As the impact of climate change begins to make itself felt on people and communities around Australia, water utilities will have to improve their adaptation strategies. For individual utilities, then, the question becomes one of how best to do that.

Seeking to streamline the large amount of information related to climate change mitigation strategies was the inspiration behind a new project by WaterRA, in collaboration with the University of Adelaide, SA Water and other industry partners and academics across Australia.

The result is Resiliwiki, an online resource for climate adaptation activity for water utility professionals, which brings together information relating to adaptation advice, resilience assessments and scoping projects for third parties.

“[It] is designed to be your first stop in the climate adaptation guidance,” said Leon van der Linden, Senior Research Program Manager at SA Water. “It will help you to the right kinds of resources and has been thoroughly reviewed by leaders within the climate adaptation space.”

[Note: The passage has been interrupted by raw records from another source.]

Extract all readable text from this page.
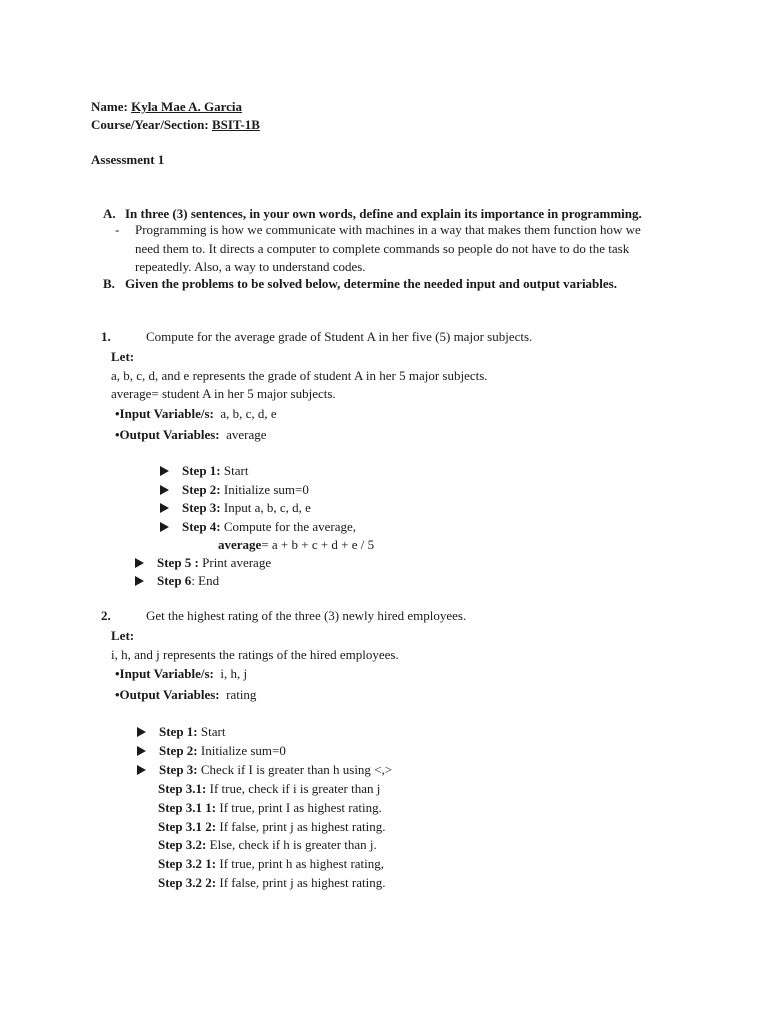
Name: Kyla Mae A. Garcia
Course/Year/Section: BSIT-1B
Assessment 1
A. In three (3) sentences, in your own words, define and explain its importance in programming.
- Programming is how we communicate with machines in a way that makes them function how we
need them to. It directs a computer to complete commands so people do not have to do the task
repeatedly. Also, a way to understand codes.
B. Given the problems to be solved below, determine the needed input and output variables.
1.	Compute for the average grade of Student A in her five (5) major subjects.
Let:
a, b, c, d, and e represents the grade of student A in her 5 major subjects.
average= student A in her 5 major subjects.
•Input Variable/s: a, b, c, d, e
•Output Variables: average
Step 1: Start
Step 2: Initialize sum=0
Step 3: Input a, b, c, d, e
Step 4: Compute for the average,
average= a + b + c + d + e / 5
Step 5 : Print average
Step 6: End
2.	Get the highest rating of the three (3) newly hired employees.
Let:
i, h, and j represents the ratings of the hired employees.
•Input Variable/s: i, h, j
•Output Variables: rating
Step 1: Start
Step 2: Initialize sum=0
Step 3: Check if I is greater than h using <,>
Step 3.1: If true, check if i is greater than j
Step 3.1 1: If true, print I as highest rating.
Step 3.1 2: If false, print j as highest rating.
Step 3.2: Else, check if h is greater than j.
Step 3.2 1: If true, print h as highest rating,
Step 3.2 2: If false, print j as highest rating.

Even in the most optimistic of mitigation scenarios, he said, adaptation will be required.

“The reason is the ocean and the atmosphere have such significant inertia that those changes are already underway and will continue to occur into the near future,” van der Linden said.

“We are in an era of adaptation, but adaptation is challenging. We need to embed this practice within our organisations. We need to know how to plan under uncertainty, and we need to understand how climate change might impact the water utilities where we work. We need to use data and make good assessments.”

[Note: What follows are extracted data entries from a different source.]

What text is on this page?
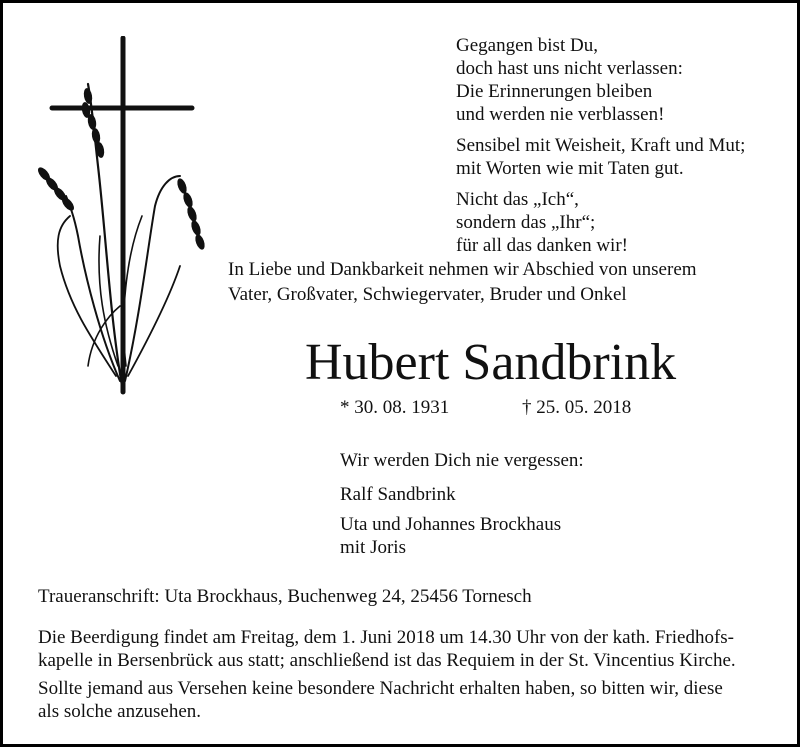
Gegangen bist Du,
doch hast uns nicht verlassen:
Die Erinnerungen bleiben
und werden nie verblassen!

Sensibel mit Weisheit, Kraft und Mut;
mit Worten wie mit Taten gut.

Nicht das „Ich“,
sondern das „Ihr“;
für all das danken wir!

In Liebe und Dankbarkeit nehmen wir Abschied von unserem

Vater, Großvater, Schwiegervater, Bruder und Onkel

Hubert Sandbrink
* 30. 08. 1931	† 25. 05. 2018

Wir werden Dich nie vergessen:

Ralf Sandbrink

Uta und Johannes Brockhaus

mit Joris

Traueranschrift: Uta Brockhaus, Buchenweg 24, 25456 Tornesch

Die Beerdigung findet am Freitag, dem 1. Juni 2018 um 14.30 Uhr von der kath. Friedhofs-
kapelle in Bersenbrück aus statt; anschließend ist das Requiem in der St. Vincentius Kirche.

Sollte jemand aus Versehen keine besondere Nachricht erhalten haben, so bitten wir, diese
als solche anzusehen.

Presenting Resiliwiki at the Ozwater’21 conference in Adelaide, van der Linden said that there were a number of resources already available, but the appropriate selection and use of climate change information is a challenge.

“This project itself was built upon the WSAA climate change adaptation guidelines, and these are really built to try to establish that practice of adaptation thinking within water utilities,” he said.

“There are information books that are quite specific, such as Coast Adapt, which take a focus on impacts on coastlines, and there are a lot of data sets that we can use as part of assessments, for example, Climate Change in Australia.”

The resource also used state-based projections, he said.

“We have ongoing projections in South Australia; the Victorians have got their own set. So this is just the tip of the iceberg,” he said.

“There's a lot of information out there, but if you don't have experience with using these kinds of data sets and addressing these information portals, then it can be quite a challenge. So what we saw as a useful contribution in this space is a resource to provide guidance to help water utilities, staff members, and people consulting to them to navigate that space.”

SA Water’s Jeffrey Newman said the tool is designed to augment other data services.

“Our point is not to replicate guidance, but to point you to those other resources that they identified,” he said. “Given the amount of resources, which ones do I go to, is one of the things it tries to aim for rather than replicating that.”

Van der Linden said he hoped the resource would continue to be updated.

"Our hope is that we can keep updating the framework," he said. "The idea was that it becomes a living entity. A good wiki is one that has contributors, gets updated, and we make it better."